Lorre wasn't the only genius working on M. This entire attitude of inviting both horror and pity simultaneously marks M as being not just a masterpiece but a masterpiece well ahead of its time. I'm in awe of the talent of Fritz Lang to have made this film at all, but even more so that he made it in 1931. It isn't a film about a serial killer, it's more a film about what a serial killer means to society. We don't see a single murder and we see more evil in the actions of others than in Beckert's own despicable deeds. Most tellingly, there are chilling similarities to more recent events, especially for me the vigilante incidents that followed the publication in the English tabloid newspaper, News of the World, of the names and addresses of all known sex offenders in the country. People and houses were attacked before it was realised that many of the names and addresses were out of date. One woman was even targeted because of a stupid assumption that 'paediatrician' meant 'paedophile'.

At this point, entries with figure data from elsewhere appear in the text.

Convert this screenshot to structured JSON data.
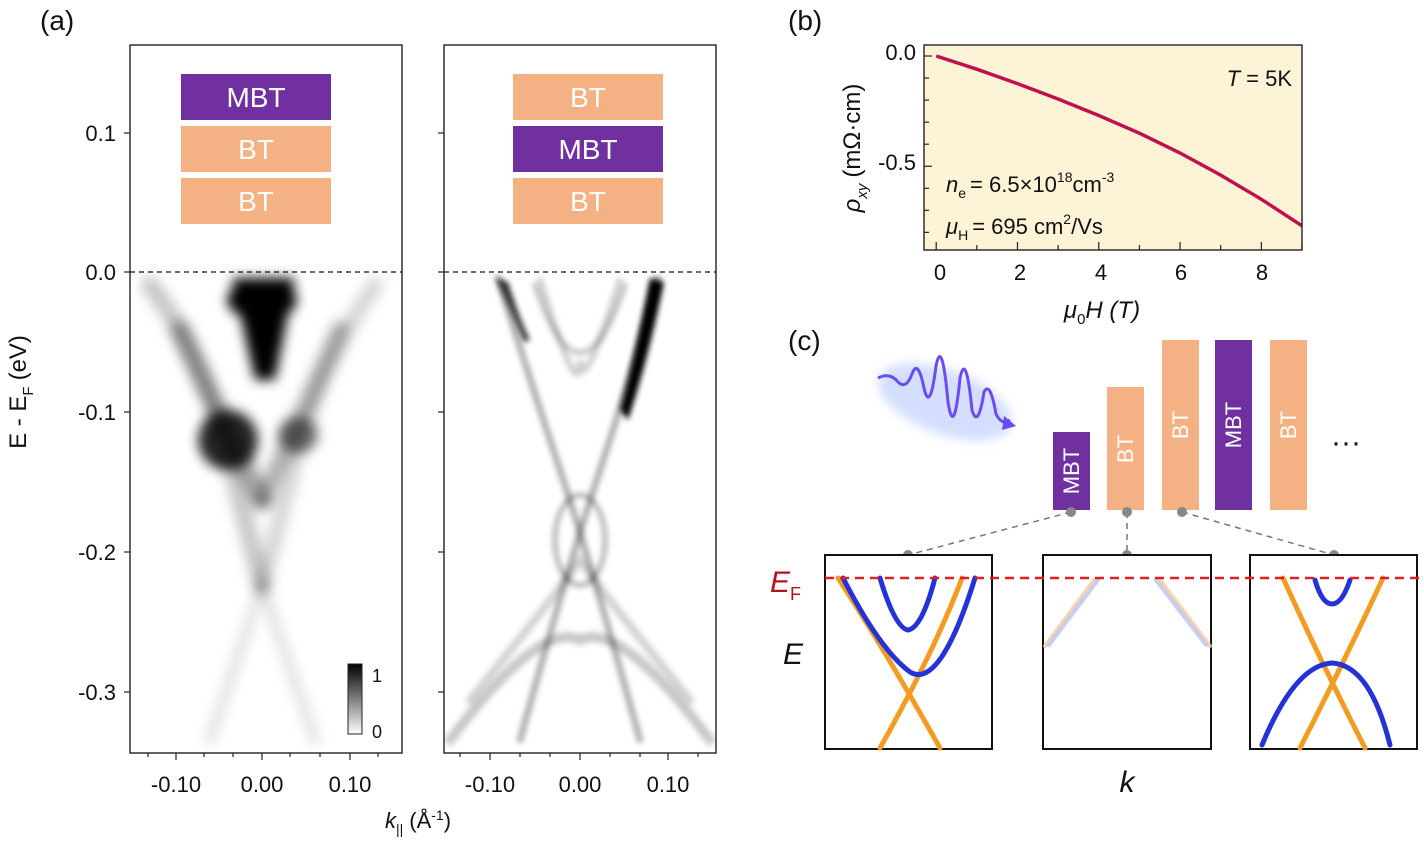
{
  "panel_labels": {
    "a": "(a)",
    "b": "(b)",
    "c": "(c)"
  },
  "colors": {
    "mbt": "#7030a0",
    "bt": "#f4b183",
    "hall_curve": "#c0114f",
    "hall_bg": "#fdf3d6",
    "band_blue": "#2433d6",
    "band_orange": "#f39c24",
    "fermi_line": "#e02020",
    "photon": "#6a4cf0"
  },
  "arpes": {
    "left_stack": [
      "MBT",
      "BT",
      "BT"
    ],
    "right_stack": [
      "BT",
      "MBT",
      "BT"
    ],
    "y_axis_label_main": "E - E",
    "y_axis_label_sub": "F",
    "y_axis_label_unit": "(eV)",
    "y_ticks": [
      "0.1",
      "0.0",
      "-0.1",
      "-0.2",
      "-0.3"
    ],
    "x_ticks": [
      "-0.10",
      "0.00",
      "0.10"
    ],
    "x_label_main": "k",
    "x_label_sub": "||",
    "x_label_unit": "(Å",
    "x_label_exp": "-1",
    "x_label_close": ")",
    "colorbar_max": "1",
    "colorbar_min": "0"
  },
  "chart_data": {
    "type": "line",
    "series": [
      {
        "x": [
          0,
          1,
          2,
          3,
          4,
          5,
          6,
          7,
          8,
          9
        ],
        "y": [
          0.0,
          -0.06,
          -0.125,
          -0.195,
          -0.27,
          -0.35,
          -0.44,
          -0.54,
          -0.65,
          -0.77
        ]
      }
    ],
    "xlim": [
      -0.3,
      9
    ],
    "ylim": [
      -0.88,
      0.05
    ],
    "x_ticks": [
      "0",
      "2",
      "4",
      "6",
      "8"
    ],
    "y_ticks": [
      "0.0",
      "-0.5"
    ],
    "xlabel_main": "μ",
    "xlabel_sub": "0",
    "xlabel_rest": "H (T)",
    "ylabel_main": "ρ",
    "ylabel_sub": "xy",
    "ylabel_rest": "(mΩ·cm)",
    "annotation_T": "T",
    "annotation_T_rest": "= 5K",
    "annotation_n_main": "n",
    "annotation_n_sub": "e",
    "annotation_n_rest": "= 6.5×10",
    "annotation_n_exp": "18",
    "annotation_n_unit": "cm",
    "annotation_n_unit_exp": "-3",
    "annotation_mu_main": "μ",
    "annotation_mu_sub": "H",
    "annotation_mu_rest": "= 695 cm",
    "annotation_mu_exp": "2",
    "annotation_mu_unit": "/Vs"
  },
  "panel_c": {
    "layers": [
      "MBT",
      "BT",
      "BT",
      "MBT",
      "BT"
    ],
    "ellipsis": "···",
    "fermi_main": "E",
    "fermi_sub": "F",
    "energy_axis": "E",
    "momentum_axis": "k"
  }
}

Such reactions could have come straight out of the script of this film, especially the powerful final sequence. After being marked with an M for murderer by a beggar, in obvious reference to the A for adulterer carried by Hester Prynne in Nathaniel Hawthorne's The Scarlet Letter, Beckert changes from predator to prey. He is followed, cornered like a rat and finally captured. He pours out his tortured soul in front of the kangaroo court that would try him, comprised of the criminal underworld and supposedly cast from real criminals. This confession scene is the powerhouse performance that made Lorre's career in films possible. After this he was in major demand and was working for Hitchcock in three years and Hollywood in four.
Bizarrely, as both Lang and Lorre were Jewish, this memorable scene was later used out of context by the Nazis to denigrate that religion in their notorious propaganda film, The Eternal Jew. This choice is especially ironic as Lang originally had trouble obtaining studio space to make his film under its working title The Murderers are Among Us. The story goes that the studio owner was a Nazi and believed that the title referred to the Nazi party itself, probably accurately.
I'd looked forward to watching M for years. Not only did it exceed my highest expectations but now I'm looking forward to watching it again. I can't say that for many films, even the classics I've been watching as part of this project. That property alone makes M something very special indeed.